I wish I could say that my pace was super fast coming off the bike, but I think that the effort I expended to meet my 18 mph goal on the bike leg left me with less energy once I got to the running again. I tried to give it my all, but I really didn’t have much left. I passed a couple people through the Reserve, but I got passed by many more. Once we came out of the Reserve, we had a bit of running left to get back to the finish line. I kept trying to catch up with the guy in front of me, but I couldn’t quite get to him.
2nd run leg
I’m not thrilled with the time for that 2nd mile, but my average for the second run leg was only 11 seconds slower that my average for the first run leg.
Here are the overall stats for the day…
Overall, I was thrilled to reach my goal of 18 mph on the bike!! I didn’t reach my goal of finishing in under 1:25 (officially 1:26:04), but I forgot to include the transition times when I set that goal. Considering my transitions took over three minutes, I still feel pretty good about the overall time. I need to work on shortening my transition times. I wish I was coordinated enough to leave my bike shoes clipped into my bike and put them on after I got on the bike. But….that has serious potential to be disastrous!!
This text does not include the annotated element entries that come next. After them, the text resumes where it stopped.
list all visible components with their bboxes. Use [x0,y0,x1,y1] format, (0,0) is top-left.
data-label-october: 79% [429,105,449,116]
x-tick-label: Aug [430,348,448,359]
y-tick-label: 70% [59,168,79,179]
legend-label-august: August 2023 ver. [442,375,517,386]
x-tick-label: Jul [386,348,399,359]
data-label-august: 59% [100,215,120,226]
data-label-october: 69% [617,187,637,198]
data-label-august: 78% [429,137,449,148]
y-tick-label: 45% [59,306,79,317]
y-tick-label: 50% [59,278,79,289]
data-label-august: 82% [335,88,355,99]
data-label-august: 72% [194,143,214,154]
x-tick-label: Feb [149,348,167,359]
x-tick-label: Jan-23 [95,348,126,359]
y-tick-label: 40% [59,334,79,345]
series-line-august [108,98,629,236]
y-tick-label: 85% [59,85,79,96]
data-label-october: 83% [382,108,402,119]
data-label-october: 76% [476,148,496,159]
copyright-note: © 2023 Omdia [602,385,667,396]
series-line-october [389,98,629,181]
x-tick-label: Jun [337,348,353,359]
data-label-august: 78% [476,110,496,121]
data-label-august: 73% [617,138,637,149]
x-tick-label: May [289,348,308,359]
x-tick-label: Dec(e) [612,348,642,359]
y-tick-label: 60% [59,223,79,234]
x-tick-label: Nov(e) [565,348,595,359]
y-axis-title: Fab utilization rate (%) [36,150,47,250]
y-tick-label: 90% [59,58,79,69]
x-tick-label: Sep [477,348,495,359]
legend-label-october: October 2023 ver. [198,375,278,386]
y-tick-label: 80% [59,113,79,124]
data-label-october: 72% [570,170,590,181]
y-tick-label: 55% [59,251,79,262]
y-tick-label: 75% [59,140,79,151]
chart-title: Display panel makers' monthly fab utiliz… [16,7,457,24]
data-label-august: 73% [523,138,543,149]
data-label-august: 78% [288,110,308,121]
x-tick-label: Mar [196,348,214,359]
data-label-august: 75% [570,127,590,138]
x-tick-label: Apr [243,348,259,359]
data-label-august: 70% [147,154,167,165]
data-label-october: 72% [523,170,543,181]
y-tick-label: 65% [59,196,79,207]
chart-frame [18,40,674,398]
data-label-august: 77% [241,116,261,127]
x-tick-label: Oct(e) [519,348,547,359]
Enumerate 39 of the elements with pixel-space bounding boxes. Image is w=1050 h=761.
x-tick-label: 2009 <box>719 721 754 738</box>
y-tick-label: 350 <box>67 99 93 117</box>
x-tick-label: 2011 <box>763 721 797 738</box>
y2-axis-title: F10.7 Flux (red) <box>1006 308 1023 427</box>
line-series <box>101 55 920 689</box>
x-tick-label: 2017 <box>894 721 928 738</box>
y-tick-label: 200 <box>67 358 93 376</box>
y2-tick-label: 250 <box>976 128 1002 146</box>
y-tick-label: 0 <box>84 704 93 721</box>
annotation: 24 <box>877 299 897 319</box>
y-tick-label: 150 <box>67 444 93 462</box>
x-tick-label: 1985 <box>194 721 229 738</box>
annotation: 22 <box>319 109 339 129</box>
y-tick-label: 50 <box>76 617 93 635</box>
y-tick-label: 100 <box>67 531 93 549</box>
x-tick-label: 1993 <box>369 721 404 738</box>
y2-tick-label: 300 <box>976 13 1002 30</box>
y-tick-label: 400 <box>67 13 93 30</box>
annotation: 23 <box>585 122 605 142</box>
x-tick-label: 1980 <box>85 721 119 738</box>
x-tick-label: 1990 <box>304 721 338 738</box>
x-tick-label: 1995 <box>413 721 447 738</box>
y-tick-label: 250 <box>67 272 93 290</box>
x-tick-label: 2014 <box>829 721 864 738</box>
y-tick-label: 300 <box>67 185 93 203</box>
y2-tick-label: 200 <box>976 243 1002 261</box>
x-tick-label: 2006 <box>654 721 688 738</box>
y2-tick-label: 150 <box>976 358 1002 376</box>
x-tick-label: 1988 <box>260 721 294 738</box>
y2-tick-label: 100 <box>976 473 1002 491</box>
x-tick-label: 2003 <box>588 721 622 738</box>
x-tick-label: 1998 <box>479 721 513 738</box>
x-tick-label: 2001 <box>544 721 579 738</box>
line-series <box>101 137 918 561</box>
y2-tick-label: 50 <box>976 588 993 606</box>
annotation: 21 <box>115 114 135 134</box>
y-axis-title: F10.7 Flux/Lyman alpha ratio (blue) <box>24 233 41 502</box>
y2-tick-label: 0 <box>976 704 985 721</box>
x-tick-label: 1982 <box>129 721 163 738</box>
I ended up placing 7/22 in the 35-39 age group. (6th in the first run, 11th in the bike, 6th in the second run.) There were also overall standings for the Triple Crown. I was pretty excited to end up 4th in the standings (out of 17 women who did all three events), even though only the top three got awards. I feel good about 4th…but it was 4th place by quite a bit (20 minutes).
After we finished the race, we enjoyed some of the refreshments available. Every race in the summer should have popsicles. Just sayin’! We hung out and soaked up the post-race atmosphere for a while. The weather was wonderful and we wanted to stick around until they posted the results.
*Beautiful course. I love running through the Reserve.
*Well marked. There were volunteers at every intersection to direct participants which direction to go. There were colored arrows on signs pointing the way. There were volunteers in the Reserve to make sure we stayed on the right trails.
*Lots of post-race food. Loved the popsicles and the orange slices. Could have done without the donuts and pastries. Bagels with peanut butter are a better choice than a glazed donut hole!
*Nice location. Loved hanging out in the park after the event. There were a lot of picnic tables to sit and hang out. There were some nice tents set up to keep people in the shade. Excellent family environment.
*Organization. The race started in waves which alleviated some of the congestion in the beginning. Good thing too, because the trail section on the first run was rather narrow and could have been very crowded if everyone had started at the same time.
*Transition. The transition area was really big. Even with more than 700 people, there wasn’t much congestion in the transition area. There were a lot of volunteers, a water station and porta potties.
*Inconsistent shirts. The other two duathlons in the series offered tech shirts for their events. This event had a cotton shirt (neon yellow) and then a blue tech shirt for those completing the Triple Crown. As you can see, the sizes weren’t anywhere close to consistent. (Both of the shirts below are a medium.)
*The hill. How many times did I have to go up and down that hill?!? It is the only logical place for the transition, though.
*Kids race. There is a kids duathlon associated with this event, but it is on Friday night. We just live too far away to drive to Stevens Point twice, although Jaden would have LOVED doing the kids event.
Overall Grade: A-
Tim and I both agreed that this was our favorite event of the series. We may do it again at some point, but there are so many other races we would like to do, that I don’t think we will make this an annual event. However, I would highly recommend it to anyone who is considering it!